Many Christians assume that modern Judaism is a religion of the Bible. For Jews, the Bible is the Tanach – what Christians call the Old Testament. And while religious Jews would claim allegiance to the Tanach, it is not a stretch to say that Talmud commands their attention. It is the primary focus of study and meditation. Here is how Adin Steinsaltz puts it:
If the Bible is the cornerstone of Judaism, then the Talmud is the central pillar, soaring up from the foundations and supporting the entire spiritual and intellectual edifice. In many ways the Talmud is the most important book in Jewish culture, the backbone of creativity and of national life. No other work has had a comparable influence on the theory and practice of Jewish life, shaping spiritual content and serving as a guide to conduct. [The Essential Talmud, p.3]

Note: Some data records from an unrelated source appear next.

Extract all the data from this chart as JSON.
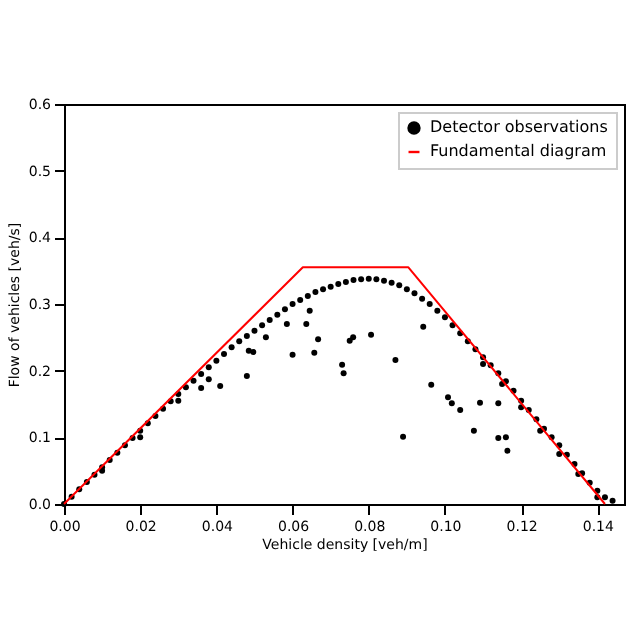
{
  "chart_data": {
    "type": "scatter",
    "xlabel": "Vehicle density [veh/m]",
    "ylabel": "Flow of vehicles [veh/s]",
    "xlim": [
      0,
      0.147
    ],
    "ylim": [
      0,
      0.6
    ],
    "xticks": [
      {
        "value": 0,
        "label": "0.00"
      },
      {
        "value": 0.02,
        "label": "0.02"
      },
      {
        "value": 0.04,
        "label": "0.04"
      },
      {
        "value": 0.06,
        "label": "0.06"
      },
      {
        "value": 0.08,
        "label": "0.08"
      },
      {
        "value": 0.1,
        "label": "0.10"
      },
      {
        "value": 0.12,
        "label": "0.12"
      },
      {
        "value": 0.14,
        "label": "0.14"
      }
    ],
    "yticks": [
      {
        "value": 0,
        "label": "0.0"
      },
      {
        "value": 0.1,
        "label": "0.1"
      },
      {
        "value": 0.2,
        "label": "0.2"
      },
      {
        "value": 0.3,
        "label": "0.3"
      },
      {
        "value": 0.4,
        "label": "0.4"
      },
      {
        "value": 0.5,
        "label": "0.5"
      },
      {
        "value": 0.6,
        "label": "0.6"
      }
    ],
    "grid": false,
    "legend": "top right",
    "series": [
      {
        "name": "Detector observations",
        "marker": "circle",
        "color": "#000000",
        "x": [
          0,
          0.002,
          0.004,
          0.006,
          0.008,
          0.01,
          0.012,
          0.014,
          0.016,
          0.018,
          0.02,
          0.022,
          0.024,
          0.026,
          0.028,
          0.03,
          0.032,
          0.034,
          0.036,
          0.038,
          0.04,
          0.042,
          0.044,
          0.046,
          0.048,
          0.05,
          0.052,
          0.054,
          0.056,
          0.058,
          0.06,
          0.062,
          0.064,
          0.066,
          0.068,
          0.07,
          0.072,
          0.074,
          0.076,
          0.078,
          0.08,
          0.082,
          0.084,
          0.086,
          0.088,
          0.09,
          0.092,
          0.094,
          0.096,
          0.098,
          0.1,
          0.102,
          0.104,
          0.106,
          0.108,
          0.11,
          0.112,
          0.114,
          0.116,
          0.118,
          0.12,
          0.122,
          0.124,
          0.126,
          0.128,
          0.13,
          0.132,
          0.134,
          0.136,
          0.138,
          0.14,
          0.142,
          0.144,
          0.01,
          0.02,
          0.03,
          0.11,
          0.115,
          0.12,
          0.125,
          0.13,
          0.135,
          0.14,
          0.038,
          0.036,
          0.041,
          0.048,
          0.0485,
          0.0497,
          0.053,
          0.0585,
          0.06,
          0.0636,
          0.0645,
          0.0657,
          0.0667,
          0.073,
          0.0734,
          0.075,
          0.0759,
          0.0806,
          0.087,
          0.089,
          0.0943,
          0.0964,
          0.1008,
          0.1018,
          0.104,
          0.1076,
          0.1092,
          0.114,
          0.116,
          0.1164,
          0.114
        ],
        "values": [
          0,
          0.011,
          0.022,
          0.033,
          0.044,
          0.055,
          0.066,
          0.077,
          0.088,
          0.099,
          0.11,
          0.121,
          0.132,
          0.143,
          0.154,
          0.165,
          0.175,
          0.185,
          0.195,
          0.205,
          0.215,
          0.225,
          0.235,
          0.244,
          0.252,
          0.26,
          0.268,
          0.276,
          0.284,
          0.292,
          0.3,
          0.306,
          0.312,
          0.318,
          0.322,
          0.326,
          0.33,
          0.333,
          0.336,
          0.337,
          0.338,
          0.337,
          0.335,
          0.332,
          0.328,
          0.322,
          0.316,
          0.308,
          0.3,
          0.29,
          0.28,
          0.268,
          0.256,
          0.244,
          0.232,
          0.22,
          0.208,
          0.196,
          0.184,
          0.17,
          0.155,
          0.141,
          0.127,
          0.113,
          0.1,
          0.088,
          0.074,
          0.06,
          0.046,
          0.032,
          0.02,
          0.01,
          0.005,
          0.05,
          0.1,
          0.155,
          0.21,
          0.18,
          0.145,
          0.11,
          0.075,
          0.045,
          0.01,
          0.187,
          0.174,
          0.177,
          0.192,
          0.23,
          0.228,
          0.25,
          0.27,
          0.224,
          0.27,
          0.29,
          0.227,
          0.247,
          0.209,
          0.196,
          0.245,
          0.25,
          0.254,
          0.216,
          0.101,
          0.266,
          0.179,
          0.16,
          0.151,
          0.141,
          0.11,
          0.152,
          0.099,
          0.1,
          0.08,
          0.151
        ]
      },
      {
        "name": "Fundamental diagram",
        "type": "line",
        "color": "#ff0000",
        "x": [
          0,
          0.0627,
          0.0904,
          0.142
        ],
        "values": [
          0,
          0.355,
          0.355,
          0
        ]
      }
    ]
  }
}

Few will dispute the remarkable achievement of Jewish people in virtually all walks life. But we might well ask how it is that a people who have been hounded and harassed throughout history can excel in so many pursuits. Rabbi Abraham Hirsch Rabinowitz believes that much of Jewish success is related to the benefits of Talmud study.
The versatility and achievement of the Jewish mind is proverbial. There is hardly a field of human contemplation and endeavor in which Jews have failed to excel. Precocity and originality have usually marked the contribution of Jews to knowledge, as also a striking ability to improvise. Of the main factors that together created the Jewish mind, there can be little doubt that the contributon of the age-long preoccupation of the Jew with Talmud and halachah is formidable. The study of Talmud, undertaken at an early age and pursued assiduously, nurtured alertness, discernment, and acumen and cultured the ability to weigh situations and opinions. It encouraged debate and individual research, rewarded initiative, and lauded brilliance. [The Study of Talmud, Jason Aronson Inc, 1996, p.xiii]
But what is the Talmud? The Talmud is a multi-volume summary of oral law that evolved over several centuries of work by scholars who lived in Palestine and Babylonia. Jews believe that Moses received both the written law and the oral law on Mount Sinai, and that the Talmud is the codification of that oral tradition. Following the destruction of the Temple in Jerusalem (70 C.E.), leaders in Judaism began recognizing the importance of codifying these traditions lest they be lost to Jews who were dispersed throughout the known world. It was during those four to five centuries following the Temple’s destruction that these oral teachings were recorded, edited and assembled into what we know as the Talmud.
Anyone with even the most casual acquaintance with Jewish tradition will know that mastering the Talmud is a life-long pursuit. Only those convinced that their spiritual well-being rests upon knowing Talmud will make that commitment. And yet, Christians who desire to understand their Jewish friends and neighbours might do well to seek a basic understanding of the content of Talmud, and how these traditions guide Jews in their daily lives.
Adin Steinsaltz has provided just the volume for those looking for a basic introduction to how Jewish law functions. The Essential Talmud will give readers a fascinating look at codified oral tradition – an insider’s explanation of how religious Jews tackle the big questions of life in terms of fulfilling God’s law as they understand it. Though written more than thirty years ago, I have yet to find an introductory text that does the job as well as this one.
Steinsaltz covers his subject under three major headings: History, Structure and Content, and Method.
After answering the question, “What is Talmud?”, the author follows the long, arduous history of how the Talmud was produced. In doing so, he covers the two major centres of Torah study – Jerusalem and Babylon – showing how the Babylonian Talmud came to be the most authoritative Talmud.
The second major section of the book explores the structure of the Talmud, looking briefly at the various subjects treated within the oral tradition. The major themes covered are:
- Prayers and Benedictions
- The Sabbath
- The Festivals
- Marriage and Divorce
- The Status of Women
- Civil Law
- Criminal Law
- Dietary Laws
- Ritual Purity and Impurity
- Ethics and Halakhah
- Derekh Eretz (Deportment)
- The World of Mysticism
For me, the third section provided the greatest insight into how the religious Jew thinks, for here Steinsaltz discusses Halakhic exegesis, methods of study, and how the Talmudic mind works. I suspect more than a few conservative Christians will find this section both fascinating and frustrating, because Talmudic thinking often runs counter to what would be considered clear biblical teaching. For example, there is in Talmud a debate among rabbis where one rabbi calls God as his witness. To our surprise, the rest of the rabbis discount any divine contribution on the basis that God, in giving Torah at Sinai, placed custody of Torah on earth – under the protection of Moses, and by extension, the rabbis. Not even The Almighty can speak against the rabbis!
Reading The Essential Talmud will not make you an expert in oral Torah, but it will provide insight into how religious Jews order their lives. It will also, I hope, encourage Christians to give greater attention to their own pursuit of mastering the living and enduring Word of God – in reading, studying, memorizing and meditating on the words of Holy Scripture.